2003-06-19 by dsmithhfx

Vuescan is not the most intuitive scanning sw I've used, but it is 
easily the most powerful. I'd advise you to read through the help 
section extensively and repeatedly, then experiment with incremental 
adjustments of variables one at a time until you have a good handle 
on the features and exactly how you are manipulating the rgb pixel 
values. You can have vuescan save both a raw scan and an adjusted 
file. You should also be able to apply settings consistently to other 
shots in the same roll, with tweaking to account for exposure 
inconsitancies (as well as different subjects, lighting conditions 
etc). 

The extent to which you are willing to work on each individual shot 
will determine the degree of success you have in extracting all of 
its qualities. If you want to 'set it and forget it', then you will 
have to accept compromises. In that case you may be better off with 
software provided with your scanner that is intended to more easily 
satisfy 'average' consumers, without too much effort. 
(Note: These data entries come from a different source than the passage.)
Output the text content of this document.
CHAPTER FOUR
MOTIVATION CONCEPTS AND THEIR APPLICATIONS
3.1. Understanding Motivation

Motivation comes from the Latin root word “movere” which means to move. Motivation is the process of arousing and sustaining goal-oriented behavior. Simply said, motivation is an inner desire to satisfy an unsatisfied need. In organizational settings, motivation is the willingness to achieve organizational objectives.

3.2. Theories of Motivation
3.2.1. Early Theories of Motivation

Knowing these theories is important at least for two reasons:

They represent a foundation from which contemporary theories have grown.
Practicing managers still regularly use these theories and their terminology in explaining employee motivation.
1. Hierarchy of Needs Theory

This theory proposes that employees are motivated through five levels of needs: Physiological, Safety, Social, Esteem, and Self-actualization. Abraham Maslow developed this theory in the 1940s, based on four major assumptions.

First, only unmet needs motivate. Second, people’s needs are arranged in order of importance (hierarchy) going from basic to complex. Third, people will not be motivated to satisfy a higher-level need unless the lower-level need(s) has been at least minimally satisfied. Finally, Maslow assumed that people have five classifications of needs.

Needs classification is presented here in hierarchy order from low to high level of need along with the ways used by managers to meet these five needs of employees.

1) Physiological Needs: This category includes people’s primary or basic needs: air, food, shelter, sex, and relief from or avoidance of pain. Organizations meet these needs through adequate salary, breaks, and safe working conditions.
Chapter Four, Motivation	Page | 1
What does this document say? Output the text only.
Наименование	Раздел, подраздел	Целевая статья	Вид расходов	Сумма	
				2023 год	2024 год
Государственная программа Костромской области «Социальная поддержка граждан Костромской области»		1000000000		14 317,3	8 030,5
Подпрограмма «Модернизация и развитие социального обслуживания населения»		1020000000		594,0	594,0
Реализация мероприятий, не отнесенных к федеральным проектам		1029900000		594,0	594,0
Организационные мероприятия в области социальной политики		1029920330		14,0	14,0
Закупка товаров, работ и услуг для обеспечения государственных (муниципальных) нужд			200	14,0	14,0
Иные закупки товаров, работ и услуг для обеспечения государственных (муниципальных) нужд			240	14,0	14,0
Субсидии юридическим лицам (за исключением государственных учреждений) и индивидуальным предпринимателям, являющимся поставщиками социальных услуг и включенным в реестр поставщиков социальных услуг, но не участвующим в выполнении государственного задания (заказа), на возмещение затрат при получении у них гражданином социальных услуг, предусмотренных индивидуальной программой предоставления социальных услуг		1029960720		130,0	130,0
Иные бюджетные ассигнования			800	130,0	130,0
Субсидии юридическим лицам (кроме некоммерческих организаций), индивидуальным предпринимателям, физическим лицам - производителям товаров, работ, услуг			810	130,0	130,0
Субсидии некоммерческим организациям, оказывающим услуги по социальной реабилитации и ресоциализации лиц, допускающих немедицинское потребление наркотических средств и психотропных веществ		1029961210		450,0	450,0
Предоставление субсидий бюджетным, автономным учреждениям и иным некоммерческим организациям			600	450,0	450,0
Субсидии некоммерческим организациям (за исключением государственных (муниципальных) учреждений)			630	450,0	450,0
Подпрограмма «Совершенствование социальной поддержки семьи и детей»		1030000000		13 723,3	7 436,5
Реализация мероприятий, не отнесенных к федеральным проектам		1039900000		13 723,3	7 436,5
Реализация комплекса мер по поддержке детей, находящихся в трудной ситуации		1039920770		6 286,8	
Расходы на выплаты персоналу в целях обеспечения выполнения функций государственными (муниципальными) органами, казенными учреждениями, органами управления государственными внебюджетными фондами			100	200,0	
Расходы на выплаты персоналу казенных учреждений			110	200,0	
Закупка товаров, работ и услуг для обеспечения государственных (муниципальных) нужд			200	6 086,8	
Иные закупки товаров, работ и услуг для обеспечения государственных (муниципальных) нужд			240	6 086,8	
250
I'm having this problem with a friend who I helped build a website to 
sell products. This person wants to be able to make their own scans, 
but lacks experience, and expertise in photoshop, and can barely 
manage the very simple oem scanning package. This person is 
frustrated because their raw, 10-minute scans don't begin to approach 
the quality I can extract from Vuescan + Photoshop in an hour. Go 
figure.


--- In 
DigitalBlackandWhiteThePrint@yahoogroups.com, "peter_in_seattle" 
<lists@g...> wrote:
> Stan,
> 
> Can you please explain how you set Vuescan to capture all the tonal 
range of the 
> image? Also, if it's not too complicated, how do you adjust the 
curves in Photoshop?
> 
> I use Vuescan with a Polaroid SS4000, and I've been about ready to 
give up on 
> Vuescan lately, because I do get very inconsistent scans, 
especially with color slides 
> (media type set to Image). I get one nearly perfect one, then 
> one too yellow, too green, or much too contrasty, or more than one 
of those. I can't 
> figure out how to tweak what I see in the histograms, other than 
changing the 
> selected Image Curve on the Color tab. The various Brightness and 
Black & White 
> Point adjustments are a mystery to me.
> 
> I thought maybe the problem was a scanner calibration issue... I 
was thinking of 
> going back to Silverfast, which came with an IT-8 calibration 
slide. The problems 
> have really made me frustrated with the whole process of scanning. 
And the 
> inconsistency seems to mean that I can't really do batch scans, 
even from the same 
> roll of film.
> 
> Peter
> 
> 
> --- In DigitalBlackandWhiteThePrint@yahoogroups.com, Stan McQueen 
<stan@s...> 
> wrote:
> > I use Vuescan almost 100% of the time because I have found I get 
> > better scans with it than with almost anything else on virtually 
all of my 
> > images. Maybe you're expecting the scan to look great as it comes 
in from 
> > the scanner. Rather than that, I set Vuescan to capture all of 
the tonal 
> > range of the image, which makes the image somewhat low contrast 
initially, 
> > then I make curve adjustments in Photoshop. This way, I know I'm 
getting 
> > all the image has to offer. Other software I have used made the 
initial 
> > scan look better than Vuescan, but I found that usually one or 
the other or 
> > both ends of the tonal range were getting clipped, so I wasn't 
getting all 
> > the information. I also do no sharpening or filtering in the 
scanning 
> > software. I do all this in Photoshop.